Les ministres de la Défense des États membres de l'UE ont exprimé, mercredi 30 août, leurs vives préoccupations concernant le coup d'État militaire du 26 juillet au Niger et les risques de déstabilisation accrue du Sahel, lors d'un échange de vues informel à Tolède sur ce putsch et ses implications pour toute la région (EUROPE 13238/5). Ils ont estimé qu'il fallait se ranger derrière la communauté économique des États d'Afrique de l'Ouest (CEDEAO), « comme nous le disons depuis le début », a précisé le Haut Représentant de l'UE pour les Affaires étrangères et la Politique de sécurité, Josep Borrell, en conférence de presse.
« Nous avons réitéré que nous soutiendrons des solutions africaines aux problèmes africains. C'est à eux de contrer ce coup militaire », a ajouté M. Borrell, précisant que l'UE mettra en œuvre toute décision qui sera prise par cette organisation régionale africaine. Le président de la Commission de la CEDEAO, Omar Alieu Touray, pour sa part, a indiqué le 26 août que la CEDEAO « explore pleinement la voie diplomatique », malgré sa force en attente. Le même jour il recevait à Abuja (Nigeria, siège de l'organisation) la Secrétaire d'État adjointe des États-Unis pour les Affaires africaines, Molly Phee.
M. Borrell a aussi annoncé qu'il allait soumettre une proposition de cadre de sanctions autonomes de l'UE pour s'aligner sur les sanctions - économiques et financières - sans précédent imposées par la CEDEAO au Niger.
La France et l'Allemagne sont à l'origine de cette proposition qui sera discutée ce jeudi par les ministres européens des Affaires étrangères lors de leur réunion informelle. Un échange est prévu avec le chef de la CEDEAO et le ministre des Affaires étrangères du président nigérien renversé, Mohamed Bazoum, le seul que reconnaît l'UE. Tous deux ont été invités par la Présidence espagnole du Conseil, a précisé une source.
Invité à dire si l'UE serait prête à soutenir financièrement une opération militaire de la CEDEAO pour rétablir M. Bazoum dans ses fonctions, M. Borrell a répondu : « Nous sommes prêts à examiner toute proposition, mais nous aurons besoin de beaucoup de détails pour nous engager ».
À ceux qui critiquent l'UE pour avoir financé la formation de militaires au Niger, lesquels ont participé au putsch, il a rétorqué que « quand un pays lutte contre le terrorisme, il est impossible de savoir ce qui peut se passer du jour au lendemain.
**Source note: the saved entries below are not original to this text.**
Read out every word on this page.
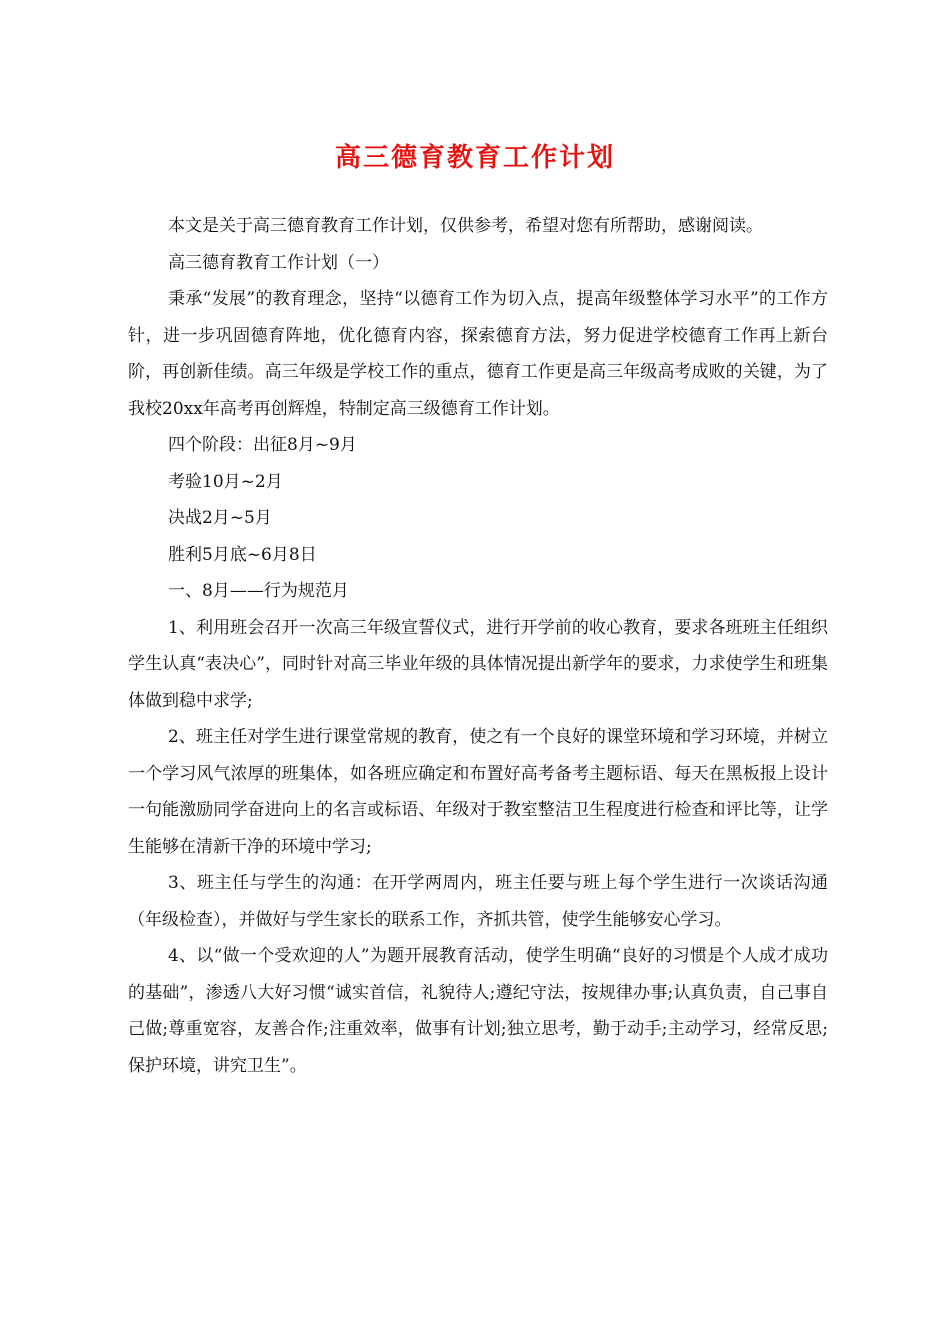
高三德育教育工作计划

本文是关于高三德育教育工作计划，仅供参考，希望对您有所帮助，感谢阅读。

高三德育教育工作计划（一）

秉承“发展”的教育理念，坚持“以德育工作为切入点，提高年级整体学习水平”的工作方针，进一步巩固德育阵地，优化德育内容，探索德育方法，努力促进学校德育工作再上新台阶，再创新佳绩。高三年级是学校工作的重点，德育工作更是高三年级高考成败的关键，为了我校20xx年高考再创辉煌，特制定高三级德育工作计划。

四个阶段：出征8月~9月

考验10月~2月

决战2月~5月

胜利5月底~6月8日

一、8月——行为规范月

1、利用班会召开一次高三年级宣誓仪式，进行开学前的收心教育，要求各班班主任组织学生认真“表决心”，同时针对高三毕业年级的具体情况提出新学年的要求，力求使学生和班集体做到稳中求学;

2、班主任对学生进行课堂常规的教育，使之有一个良好的课堂环境和学习环境，并树立一个学习风气浓厚的班集体，如各班应确定和布置好高考备考主题标语、每天在黑板报上设计一句能激励同学奋进向上的名言或标语、年级对于教室整洁卫生程度进行检查和评比等，让学生能够在清新干净的环境中学习;

3、班主任与学生的沟通：在开学两周内，班主任要与班上每个学生进行一次谈话沟通（年级检查），并做好与学生家长的联系工作，齐抓共管，使学生能够安心学习。

4、以“做一个受欢迎的人”为题开展教育活动，使学生明确“良好的习惯是个人成才成功的基础”，渗透八大好习惯“诚实首信，礼貌待人;遵纪守法，按规律办事;认真负责，自己事自己做;尊重宽容，友善合作;注重效率，做事有计划;独立思考，勤于动手;主动学习，经常反思;保护环境，讲究卫生”。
On doit soutenir les armées qui luttent contre le terrorisme ».
À ses côtés, la ministre espagnole par intérim, Margarita Robles, s'est félicitée de « l'unité » des ministres.
« Pour le moment, c’est la résolution politique de la crise qui prime. Une intervention ou le soutien à une intervention militaire n’est, pour le moment, pas l’objet des discussions », avait souligné la Secrétaire d’État allemande Siemtje Möller, en marge de la réunion. Et d’ajouter : « Pour nous, la priorité c’est toujours la situation de nos soldats, ce que nous défendons avec les instruments politiques que nous décidons ensemble ». Elle s'est dite inquiète, espérant notamment que le putsch au Niger ne retardera pas le retour du Mali du contingent allemand de la MINUSMA. Elle a néanmoins déclaré ne pas être informée d'un danger majeur pour la centaine de soldats allemands au Niger : « La plupart d'entre eux sont sur la base du transport aérien, qui est plus sûre ».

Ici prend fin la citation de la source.